The bricks cry deafeningly as they are ground beneath gravity’s heel, onto the road’s face. Scott is rocked more than violently, and is quickly knocked downside the head– knocked unconscious.

For a time, he is swimming in a thunder-storm. Dodging lightning, and only barely.

When he wakes he is buried, and hurting, but free– the chair has broken, though surely an elbow with it. His hands remain rope-bound, but he can move.

The sky is open to him now– Scott looks at its stars, doubling in his hazed vision, through a newly caved-in wall. Not one bit of rubble has fallen onto his body. He saw pieces, almost outlining him– each one large and thick enough to have killed him twice over.

He cranes his neck down, to look at the street. He sees, hears cars– nigh all of them rush by, threading into the half of road the building now covers. Some of them have stopped, however, and more are slowing down, a ways before the building. There was a jam forming.

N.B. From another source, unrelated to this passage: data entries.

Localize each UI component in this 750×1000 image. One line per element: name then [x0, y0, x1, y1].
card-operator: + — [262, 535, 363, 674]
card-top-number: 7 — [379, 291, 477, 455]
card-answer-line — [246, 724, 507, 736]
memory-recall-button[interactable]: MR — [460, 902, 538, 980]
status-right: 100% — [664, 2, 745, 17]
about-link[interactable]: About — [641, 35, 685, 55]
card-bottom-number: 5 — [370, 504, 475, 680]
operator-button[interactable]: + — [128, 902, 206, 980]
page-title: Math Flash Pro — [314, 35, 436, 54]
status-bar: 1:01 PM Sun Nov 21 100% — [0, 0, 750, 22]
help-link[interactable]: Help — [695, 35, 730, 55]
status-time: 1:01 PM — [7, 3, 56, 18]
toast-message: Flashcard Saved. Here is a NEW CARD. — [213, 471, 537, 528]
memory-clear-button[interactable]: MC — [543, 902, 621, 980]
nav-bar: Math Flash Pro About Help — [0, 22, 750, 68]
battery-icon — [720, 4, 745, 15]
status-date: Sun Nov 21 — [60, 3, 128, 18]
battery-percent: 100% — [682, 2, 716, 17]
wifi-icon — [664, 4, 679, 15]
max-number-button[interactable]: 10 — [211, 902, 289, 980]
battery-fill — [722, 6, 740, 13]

But, beyond that– Scott could hear something far, far up the road. Even over the sound of uncaring motorists.

The sound of screeching wheels and rending metal. 

Far ahead, though Scott can barely make it out, Ranov is walking down the highway– away from the building and opposite to traffic. 

He walks dead-center upon the middle lane, and every car that would hit him instead veers off to the side, to invariably destructive effect. Drivers fall asleep at the wheel and drift into the dividers, some swerve too panickedly and smash into others– none, not even with shrapnel, touch Ranov. 

He looks back; Oakville’s little vigilante would be the first to see– then, when the news arrives– the world.

Ranov shucks off the tight-fitting flash-gauntlet, and tosses it into the path of a soon-to-crash car.